Klara (27), pekerja media yang terdampak pengurangan gaji, berharap pemerintah terus mendukung pekerja terdampak sepertinya. Pasalnya, tidak semua pekerja korporasi bisa mandiri mencari pemasukan tambahan dan menurunkan standar biaya hidup secara drastis untuk bisa bertahan.
Badan Pusat Statistik mencatat, per Agustus 2020, ada 29,12 juta pekerja di Indonesia yang terdampak pandemi. Sebanyak 2,56 juta orang kehilangan pekerjaan dan menganggur akibat Covid-19 serta 24,03 juta orang bekerja dengan pengurangan jam kerja.
Ekonom Institute for Development of Economics and Finance (Indef), Bhima Yudhistira Adhinegara, merekomendasikan Kementerian Ketenagakerjaan agar stimulus berupa subsidi upah bagi pekerja ditambah dan tidak dihilangkan.
”Idealnya per bulan pekerja mendapatkan tambahan subsidi Rp 1,2 juta dilakukan minimum 5 bulan ke depan atau Rp 6 juta per pekerja. Bantuan upah selama ini dianggap terlalu kecil karena banyak pekerja yang dirumahkan tanpa digaji,” tuturnya.
Masukan itu didasarkan pada tantangan tahun 2021 yang diproyeksikan akan lebih kompleks daripada 2020. Hal ini, antara lain, tren kenaikan inflasi karena faktor kenaikan harga pangan dan curah hujan tinggi yang mengganggu produksi domestik hingga bencana alam di beberapa daerah pada awal tahun.

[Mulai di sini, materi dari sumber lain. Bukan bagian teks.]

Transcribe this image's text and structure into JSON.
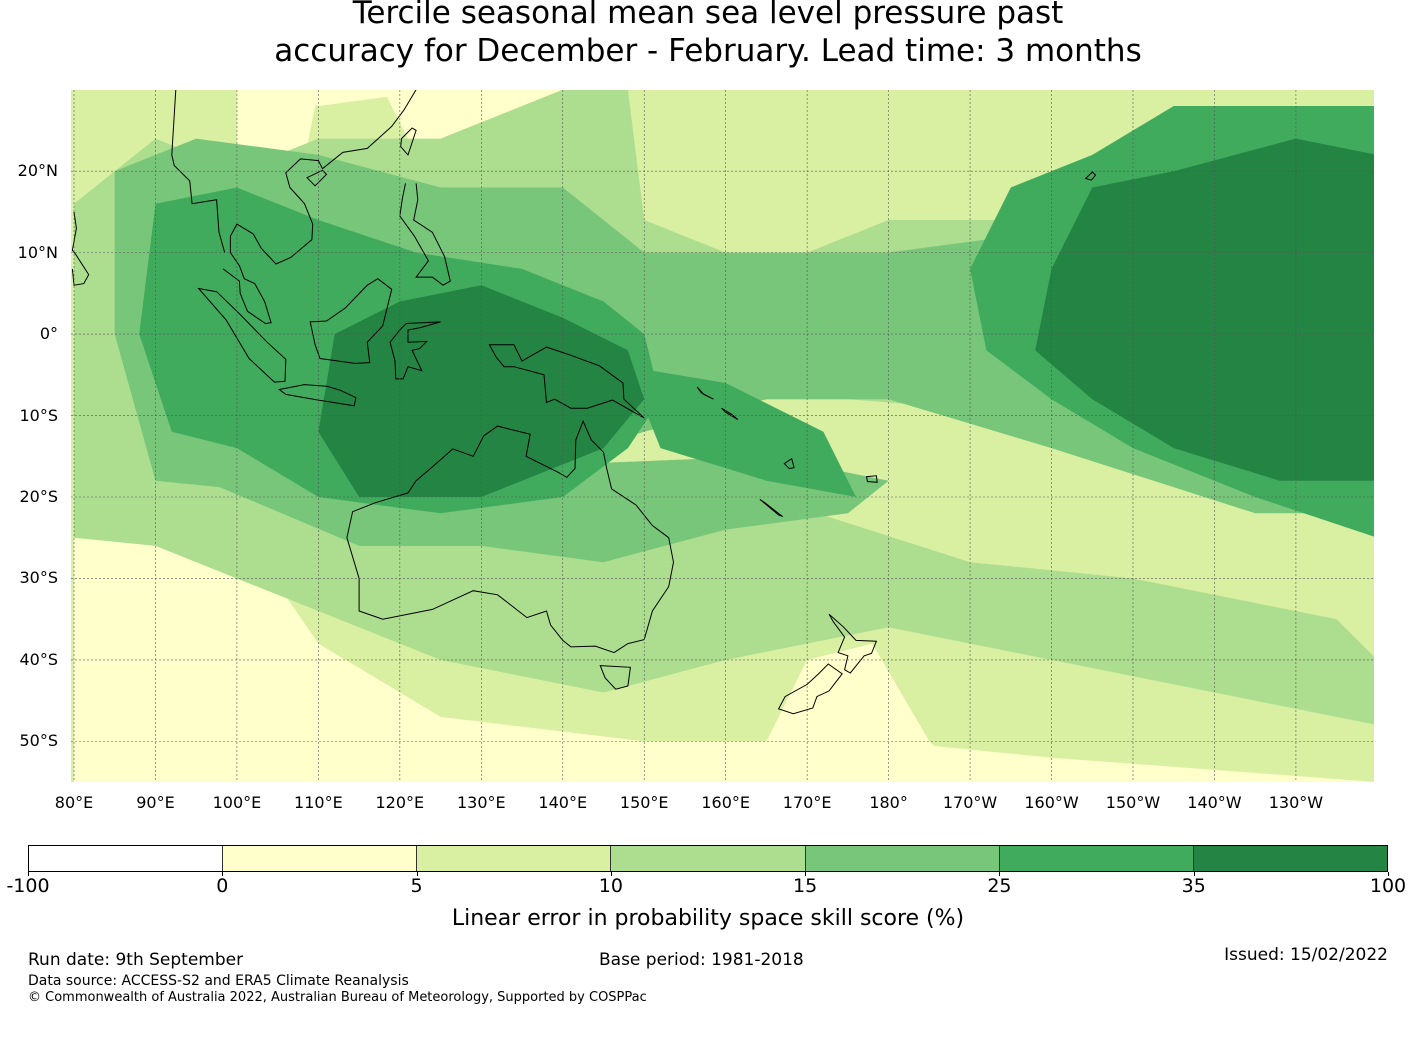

Faktor bencana alam yang terbukti meningkatkan inflasi secara signifikan terlihat di daerah Mamuju, Sulawesi Barat, yang dilanda bencana gempa bumi, dengan inflasi pada Januari 2020 sebesar 1,4 persen.
”Inflasi yang meningkat akan melemahkan daya beli masyarakat. Semakin tinggi inflasi karena sisi pasokan, masyarakat semakin lama menahan belanja dan menabung untuk berjaga-jaga atas naiknya harga barang,” tutur Bhima.
Oleh karena itu, pekerja di sektor informal yang belum menjadi anggota BPJS Ketenagakerjaan juga perlu diprioritaskan mendapatkan bantuan subsidi upah. Pemerintah juga dinilai tidak tepat jika lebih fokus pada Program Kartu Prakerja yang melibatkan proses berbelit untuk mendapat bantuan tunai.
Menaker sebelumnya mengatakan, pada 2021, pemerintah mengalokasikan sekitar Rp 20 triliun untuk Program Kartu Prakerja dalam Anggaran Pendapatan dan Belanja Negara (APBN). Program BSU justru tidak mendapat alokasi khusus.
Selama masa pandemi, Program Kartu Prakerja tidak hanya difokuskan pada pelatihan dan pengembangan keahlian, tetapi juga mengakomodasi penyaluran insentif bagi korban pemutusan hubungan kerja (PHK) atau angkatan kerja baru.
Total bantuan yang didapat Rp 3,55 juta. Sebanyak Rp 2,4 juta dipakai untuk biaya pelatihan empat bulan Rp 600.000 per bulan, Rp 1 juta lainnya untuk insentif biaya pelatihan, dan Rp 150.000 sebagai biaya survei.